The HFT community is likely to try to distance themselves from this case and try to isolate this as a banking/brokerage issue. They will likely say it has nothing to do with them. But when you read the AG’s case, it becomes readily apparent that what Barclay’s was trying to do was hide the bad behavior of their HFT clients from their institutional clients. How does the HFT community defend these statements made by the NY AG:
– Barclays has operated its dark pool to favor high frequency traders.
– At the same time that Barclays represented to clients that it is working to keep them safe from predatory high frequency trading tactics, Barclays supplied high frequency trading firms with advantages over more traditional investors trading in its dark pool.
– Barclays provided detailed information regarding the structure and composition of its dark pool to high frequency trading firms, including information about the identity and trading activity of other traders in the pool.
– Tradebot Systems had historically been, and was at that time, the largest participant in Barclays’ dark pool, with an established history of trading activity that was known to Barclays as “toxic.”

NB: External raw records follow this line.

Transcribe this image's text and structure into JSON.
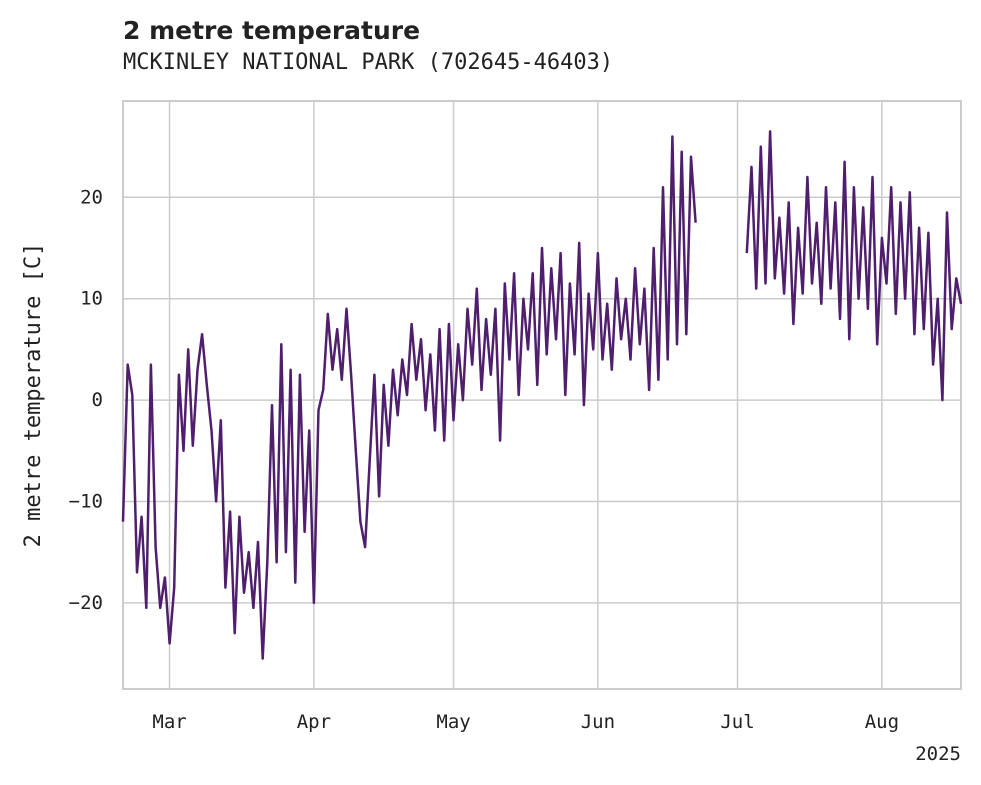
{
  "chart_data": {
    "type": "line",
    "title": "2 metre temperature",
    "subtitle": "MCKINLEY NATIONAL PARK (702645-46403)",
    "ylabel": "2 metre temperature [C]",
    "xlabel": "",
    "year_label": "2025",
    "xlim": [
      "2025-02-19",
      "2025-08-18"
    ],
    "ylim": [
      -28.5,
      29.5
    ],
    "yticks": [
      -20,
      -10,
      0,
      10,
      20
    ],
    "xticks": [
      {
        "date": "2025-03-01",
        "label": "Mar"
      },
      {
        "date": "2025-04-01",
        "label": "Apr"
      },
      {
        "date": "2025-05-01",
        "label": "May"
      },
      {
        "date": "2025-06-01",
        "label": "Jun"
      },
      {
        "date": "2025-07-01",
        "label": "Jul"
      },
      {
        "date": "2025-08-01",
        "label": "Aug"
      }
    ],
    "grid": true,
    "line_color": "#4f1f6e",
    "series": [
      {
        "values": [
          [
            "2025-02-19",
            -12.0
          ],
          [
            "2025-02-20",
            3.5
          ],
          [
            "2025-02-21",
            0.5
          ],
          [
            "2025-02-22",
            -17.0
          ],
          [
            "2025-02-23",
            -11.5
          ],
          [
            "2025-02-24",
            -20.5
          ],
          [
            "2025-02-25",
            3.5
          ],
          [
            "2025-02-26",
            -14.5
          ],
          [
            "2025-02-27",
            -20.5
          ],
          [
            "2025-02-28",
            -17.5
          ],
          [
            "2025-03-01",
            -24.0
          ],
          [
            "2025-03-02",
            -18.5
          ],
          [
            "2025-03-03",
            2.5
          ],
          [
            "2025-03-04",
            -5.0
          ],
          [
            "2025-03-05",
            5.0
          ],
          [
            "2025-03-06",
            -4.5
          ],
          [
            "2025-03-07",
            3.0
          ],
          [
            "2025-03-08",
            6.5
          ],
          [
            "2025-03-09",
            1.5
          ],
          [
            "2025-03-10",
            -3.0
          ],
          [
            "2025-03-11",
            -10.0
          ],
          [
            "2025-03-12",
            -2.0
          ],
          [
            "2025-03-13",
            -18.5
          ],
          [
            "2025-03-14",
            -11.0
          ],
          [
            "2025-03-15",
            -23.0
          ],
          [
            "2025-03-16",
            -11.5
          ],
          [
            "2025-03-17",
            -19.0
          ],
          [
            "2025-03-18",
            -15.0
          ],
          [
            "2025-03-19",
            -20.5
          ],
          [
            "2025-03-20",
            -14.0
          ],
          [
            "2025-03-21",
            -25.5
          ],
          [
            "2025-03-22",
            -16.0
          ],
          [
            "2025-03-23",
            -0.5
          ],
          [
            "2025-03-24",
            -16.0
          ],
          [
            "2025-03-25",
            5.5
          ],
          [
            "2025-03-26",
            -15.0
          ],
          [
            "2025-03-27",
            3.0
          ],
          [
            "2025-03-28",
            -18.0
          ],
          [
            "2025-03-29",
            2.5
          ],
          [
            "2025-03-30",
            -13.0
          ],
          [
            "2025-03-31",
            -3.0
          ],
          [
            "2025-04-01",
            -20.0
          ],
          [
            "2025-04-02",
            -1.0
          ],
          [
            "2025-04-03",
            1.0
          ],
          [
            "2025-04-04",
            8.5
          ],
          [
            "2025-04-05",
            3.0
          ],
          [
            "2025-04-06",
            7.0
          ],
          [
            "2025-04-07",
            2.0
          ],
          [
            "2025-04-08",
            9.0
          ],
          [
            "2025-04-09",
            2.5
          ],
          [
            "2025-04-10",
            -5.0
          ],
          [
            "2025-04-11",
            -12.0
          ],
          [
            "2025-04-12",
            -14.5
          ],
          [
            "2025-04-13",
            -6.0
          ],
          [
            "2025-04-14",
            2.5
          ],
          [
            "2025-04-15",
            -9.5
          ],
          [
            "2025-04-16",
            1.5
          ],
          [
            "2025-04-17",
            -4.5
          ],
          [
            "2025-04-18",
            3.0
          ],
          [
            "2025-04-19",
            -1.5
          ],
          [
            "2025-04-20",
            4.0
          ],
          [
            "2025-04-21",
            0.5
          ],
          [
            "2025-04-22",
            7.5
          ],
          [
            "2025-04-23",
            2.0
          ],
          [
            "2025-04-24",
            6.0
          ],
          [
            "2025-04-25",
            -1.0
          ],
          [
            "2025-04-26",
            4.5
          ],
          [
            "2025-04-27",
            -3.0
          ],
          [
            "2025-04-28",
            7.0
          ],
          [
            "2025-04-29",
            -4.0
          ],
          [
            "2025-04-30",
            7.5
          ],
          [
            "2025-05-01",
            -2.0
          ],
          [
            "2025-05-02",
            5.5
          ],
          [
            "2025-05-03",
            0.0
          ],
          [
            "2025-05-04",
            9.0
          ],
          [
            "2025-05-05",
            3.5
          ],
          [
            "2025-05-06",
            11.0
          ],
          [
            "2025-05-07",
            1.0
          ],
          [
            "2025-05-08",
            8.0
          ],
          [
            "2025-05-09",
            2.5
          ],
          [
            "2025-05-10",
            9.0
          ],
          [
            "2025-05-11",
            -4.0
          ],
          [
            "2025-05-12",
            11.5
          ],
          [
            "2025-05-13",
            4.0
          ],
          [
            "2025-05-14",
            12.5
          ],
          [
            "2025-05-15",
            0.5
          ],
          [
            "2025-05-16",
            10.0
          ],
          [
            "2025-05-17",
            5.0
          ],
          [
            "2025-05-18",
            12.5
          ],
          [
            "2025-05-19",
            1.5
          ],
          [
            "2025-05-20",
            15.0
          ],
          [
            "2025-05-21",
            4.5
          ],
          [
            "2025-05-22",
            13.0
          ],
          [
            "2025-05-23",
            6.0
          ],
          [
            "2025-05-24",
            14.5
          ],
          [
            "2025-05-25",
            0.5
          ],
          [
            "2025-05-26",
            11.5
          ],
          [
            "2025-05-27",
            4.5
          ],
          [
            "2025-05-28",
            15.5
          ],
          [
            "2025-05-29",
            -0.5
          ],
          [
            "2025-05-30",
            10.5
          ],
          [
            "2025-05-31",
            5.0
          ],
          [
            "2025-06-01",
            14.5
          ],
          [
            "2025-06-02",
            4.0
          ],
          [
            "2025-06-03",
            9.5
          ],
          [
            "2025-06-04",
            3.0
          ],
          [
            "2025-06-05",
            12.0
          ],
          [
            "2025-06-06",
            6.0
          ],
          [
            "2025-06-07",
            10.0
          ],
          [
            "2025-06-08",
            4.0
          ],
          [
            "2025-06-09",
            13.0
          ],
          [
            "2025-06-10",
            5.5
          ],
          [
            "2025-06-11",
            11.0
          ],
          [
            "2025-06-12",
            1.0
          ],
          [
            "2025-06-13",
            15.0
          ],
          [
            "2025-06-14",
            2.0
          ],
          [
            "2025-06-15",
            21.0
          ],
          [
            "2025-06-16",
            4.0
          ],
          [
            "2025-06-17",
            26.0
          ],
          [
            "2025-06-18",
            5.5
          ],
          [
            "2025-06-19",
            24.5
          ],
          [
            "2025-06-20",
            6.5
          ],
          [
            "2025-06-21",
            24.0
          ],
          [
            "2025-06-22",
            17.5
          ],
          [
            "2025-07-03",
            14.5
          ],
          [
            "2025-07-04",
            23.0
          ],
          [
            "2025-07-05",
            11.0
          ],
          [
            "2025-07-06",
            25.0
          ],
          [
            "2025-07-07",
            11.5
          ],
          [
            "2025-07-08",
            26.5
          ],
          [
            "2025-07-09",
            12.0
          ],
          [
            "2025-07-10",
            18.0
          ],
          [
            "2025-07-11",
            10.5
          ],
          [
            "2025-07-12",
            19.5
          ],
          [
            "2025-07-13",
            7.5
          ],
          [
            "2025-07-14",
            17.0
          ],
          [
            "2025-07-15",
            10.5
          ],
          [
            "2025-07-16",
            22.0
          ],
          [
            "2025-07-17",
            11.5
          ],
          [
            "2025-07-18",
            17.5
          ],
          [
            "2025-07-19",
            9.5
          ],
          [
            "2025-07-20",
            21.0
          ],
          [
            "2025-07-21",
            11.0
          ],
          [
            "2025-07-22",
            19.5
          ],
          [
            "2025-07-23",
            8.0
          ],
          [
            "2025-07-24",
            23.5
          ],
          [
            "2025-07-25",
            6.0
          ],
          [
            "2025-07-26",
            21.0
          ],
          [
            "2025-07-27",
            10.0
          ],
          [
            "2025-07-28",
            19.0
          ],
          [
            "2025-07-29",
            9.0
          ],
          [
            "2025-07-30",
            22.0
          ],
          [
            "2025-07-31",
            5.5
          ],
          [
            "2025-08-01",
            16.0
          ],
          [
            "2025-08-02",
            11.5
          ],
          [
            "2025-08-03",
            21.0
          ],
          [
            "2025-08-04",
            8.5
          ],
          [
            "2025-08-05",
            19.5
          ],
          [
            "2025-08-06",
            10.0
          ],
          [
            "2025-08-07",
            20.5
          ],
          [
            "2025-08-08",
            6.5
          ],
          [
            "2025-08-09",
            17.0
          ],
          [
            "2025-08-10",
            7.0
          ],
          [
            "2025-08-11",
            16.5
          ],
          [
            "2025-08-12",
            3.5
          ],
          [
            "2025-08-13",
            10.0
          ],
          [
            "2025-08-14",
            0.0
          ],
          [
            "2025-08-15",
            18.5
          ],
          [
            "2025-08-16",
            7.0
          ],
          [
            "2025-08-17",
            12.0
          ],
          [
            "2025-08-18",
            9.5
          ]
        ]
      }
    ]
  }
}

Barclay’s is accused of deceiving their own institutional clients to benefit their own high frequency trading clients. While HFT firms are not the accused in this case, their fingerprints are all over the case. We wonder why it took so long for Barclays to be exposed? We also wonder what other (if any) dark pools are engaging in similar behavior to Barclays? We wonder if our regulators have any clue what goes on in the dark? If it wasn’t for the efforts of the NY Attorney General and a few Barclays insiders, it is likely that Barclays behavior would have not been exposed. We think it long overdue that the SEC proposes some stringent disclosure rules for the dark pools. They can start by dusting off the 2009 proposal “Regulation of Non-Public Trading Interest” which was never approved.
Trust has once again been shattered by some firms who don’t seem to care about the overall health of our equity market. The real story here is that if our market structure wasn’t so complex and filled with conflicts of interest, firms like Barclays would have never even had the opportunity to engage in this type of behavior. The Barclays case yet again proves that our market structure is broken and in desperate need of repair.